Friday, July 31, 2015

What Ms. Moore is Reading This Week

July 29 was #readwhereyouare day ... I've been doing most of my reading on my front porch. Here are some more new books I've read that I think students would enjoy. All book covers and plot summaries are from Goodreads:

Picture books


As a boy and his mother move quickly through the city, they're drawn to different things. The boy sees a dog, a butterfly, and a hungry duck while his mother rushes them toward the departing train. It's push and pull, but in the end, they both find something to stop for. Acclaimed author/illustrator Antoinette Portis' signature style conveys feelings of warmth, curiosity, humor and tenderness in this simple, evocative story.



A moth with a sixth sense. A wasp that hunts beetles nearly twice its size. The lives of fascinating creatures such as these were unknown until one man introduced them to the world. Meet Jean-Henri Fabre, one of the most important naturalists of all time. As a boy in the French countryside, Henri spent hours watching insects. He dreamed of observing them in a new way: in their own habitats. What he discovered in pursuing that dream was shocking; these small, seemingly insignificant creatures led secret lives—lives of great drama!

With its lively, lyrical text and richly detailed illustrations, this intriguing picture-book biography introduces the man who would forever change the way we look at insects, bringing to life the fascinating world of dazzling beetles, ferocious wasps, and other amazing small wonders that exist all around us


Middle grades


A hidden book. A found cipher. A game begins . . . . Twelve-year-old Emily is on the move again. Her family is relocating to San Francisco, home of her literary idol: Garrison Griswold, creator of the online sensation Book Scavenger, a game where books are hidden all over the country and clues to find them are revealed through puzzles. But Emily soon learns that Griswold has been attacked and is in a coma, and no one knows anything about the epic new game he had been poised to launch.
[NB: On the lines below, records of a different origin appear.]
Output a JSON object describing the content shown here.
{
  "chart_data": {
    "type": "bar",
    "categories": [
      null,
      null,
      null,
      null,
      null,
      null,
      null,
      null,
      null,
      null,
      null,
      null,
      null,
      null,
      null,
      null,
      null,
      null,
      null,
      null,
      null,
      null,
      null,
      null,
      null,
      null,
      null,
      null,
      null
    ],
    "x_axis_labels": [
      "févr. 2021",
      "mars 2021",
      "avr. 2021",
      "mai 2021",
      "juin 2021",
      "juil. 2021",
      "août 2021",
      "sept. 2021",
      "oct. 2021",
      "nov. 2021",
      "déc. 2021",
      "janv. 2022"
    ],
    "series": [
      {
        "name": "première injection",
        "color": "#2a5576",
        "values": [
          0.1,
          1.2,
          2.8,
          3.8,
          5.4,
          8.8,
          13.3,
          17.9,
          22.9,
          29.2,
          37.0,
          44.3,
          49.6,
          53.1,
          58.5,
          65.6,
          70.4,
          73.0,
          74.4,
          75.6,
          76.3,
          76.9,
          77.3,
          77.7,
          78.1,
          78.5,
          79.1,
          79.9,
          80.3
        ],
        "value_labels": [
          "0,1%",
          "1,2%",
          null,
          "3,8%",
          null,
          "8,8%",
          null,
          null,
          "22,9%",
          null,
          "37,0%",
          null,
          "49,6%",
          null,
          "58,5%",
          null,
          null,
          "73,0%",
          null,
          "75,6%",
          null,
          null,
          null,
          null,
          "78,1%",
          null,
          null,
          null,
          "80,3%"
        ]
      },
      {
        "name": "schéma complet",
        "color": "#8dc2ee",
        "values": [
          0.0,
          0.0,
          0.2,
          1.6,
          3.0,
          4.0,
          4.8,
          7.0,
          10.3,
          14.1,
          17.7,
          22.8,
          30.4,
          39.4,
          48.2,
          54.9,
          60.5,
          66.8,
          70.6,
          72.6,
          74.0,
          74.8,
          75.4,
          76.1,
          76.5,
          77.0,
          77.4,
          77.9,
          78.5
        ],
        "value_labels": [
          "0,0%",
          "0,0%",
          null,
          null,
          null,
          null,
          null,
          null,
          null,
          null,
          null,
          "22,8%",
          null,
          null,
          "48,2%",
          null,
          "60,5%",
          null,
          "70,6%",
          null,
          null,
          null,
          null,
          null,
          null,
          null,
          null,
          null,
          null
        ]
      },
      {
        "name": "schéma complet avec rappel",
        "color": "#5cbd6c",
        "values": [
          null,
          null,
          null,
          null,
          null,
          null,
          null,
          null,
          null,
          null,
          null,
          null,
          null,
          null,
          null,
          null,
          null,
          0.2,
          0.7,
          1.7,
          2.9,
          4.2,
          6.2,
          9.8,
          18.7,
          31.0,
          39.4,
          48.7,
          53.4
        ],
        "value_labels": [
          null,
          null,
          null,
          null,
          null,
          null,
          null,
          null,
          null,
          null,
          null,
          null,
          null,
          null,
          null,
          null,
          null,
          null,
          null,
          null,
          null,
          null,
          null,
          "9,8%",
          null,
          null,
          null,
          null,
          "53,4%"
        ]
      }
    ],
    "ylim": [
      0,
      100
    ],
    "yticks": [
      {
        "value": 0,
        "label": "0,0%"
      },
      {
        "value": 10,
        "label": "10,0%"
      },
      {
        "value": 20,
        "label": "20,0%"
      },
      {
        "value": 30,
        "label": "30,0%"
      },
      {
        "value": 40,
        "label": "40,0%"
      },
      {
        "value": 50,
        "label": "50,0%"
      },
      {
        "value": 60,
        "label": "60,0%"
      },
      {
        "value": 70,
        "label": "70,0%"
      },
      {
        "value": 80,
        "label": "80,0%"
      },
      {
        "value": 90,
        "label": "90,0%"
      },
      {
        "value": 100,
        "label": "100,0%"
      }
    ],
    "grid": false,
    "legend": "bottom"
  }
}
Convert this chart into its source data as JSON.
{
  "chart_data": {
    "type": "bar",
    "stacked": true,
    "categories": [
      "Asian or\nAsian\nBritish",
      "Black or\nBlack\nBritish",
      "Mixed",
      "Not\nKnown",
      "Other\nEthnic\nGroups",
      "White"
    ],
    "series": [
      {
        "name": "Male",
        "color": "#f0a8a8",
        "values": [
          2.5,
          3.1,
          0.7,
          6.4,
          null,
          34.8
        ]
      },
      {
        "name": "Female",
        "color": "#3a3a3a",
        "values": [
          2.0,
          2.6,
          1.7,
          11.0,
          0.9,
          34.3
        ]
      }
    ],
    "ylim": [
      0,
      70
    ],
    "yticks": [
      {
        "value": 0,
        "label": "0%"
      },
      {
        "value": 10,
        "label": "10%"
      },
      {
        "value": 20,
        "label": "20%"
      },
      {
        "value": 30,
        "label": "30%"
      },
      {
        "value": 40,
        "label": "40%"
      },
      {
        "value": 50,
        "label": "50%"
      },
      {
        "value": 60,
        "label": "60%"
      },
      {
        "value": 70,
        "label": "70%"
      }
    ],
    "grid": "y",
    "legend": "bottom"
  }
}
Then Emily and her new friend James discover an odd book, which they come to believe is from Griswold and leads to a valuable prize. But there are others on the hunt for this book, and Emily and James must race to solve the puzzles Griswold left behind before Griswold's attackers make them their next target.


Tabitha Crum is a girl with a big imagination and a love for mystery novels, though her parents think her only talent is being a nuisance. She doesn't have a friend in the world, except her pet mouse, Pemberley, with whom she shares her dingy attic bedroom.

Then, on the heels of a rather devastating announcement made by her mother and father, Tabitha receives a mysterious invitation to the country estate of the wealthy but reclusive Countess of Windermere, whose mansion is rumored to be haunted. There, she finds herself among five other children, none of them sure why they've been summoned. But soon, a very big secret will be revealed— a secret that will change their lives forever and put Tabitha’s investigative skills to the test


6th graders


When Triss wakes up after an accident, she knows something is very wrong. She is insatiably hungry, her sister seems scared of her, and her parents whisper behind closed doors. She looks through her diary to try to remember, but the pages have been ripped out. Soon Triss discovers that what happened to her is more strange and terrible than she could ever have imagined, and that she is quite literally not herself. In a quest to find the truth she must travel into the terrifying underbelly of the city to meet a twisted architect who has dark designs on her family-before it's too late . . .



Set in England after World War I, this is a brilliantly creepy but ultimately loving story of the relationship between two sisters who have to band together against a world where nothing is as it seems.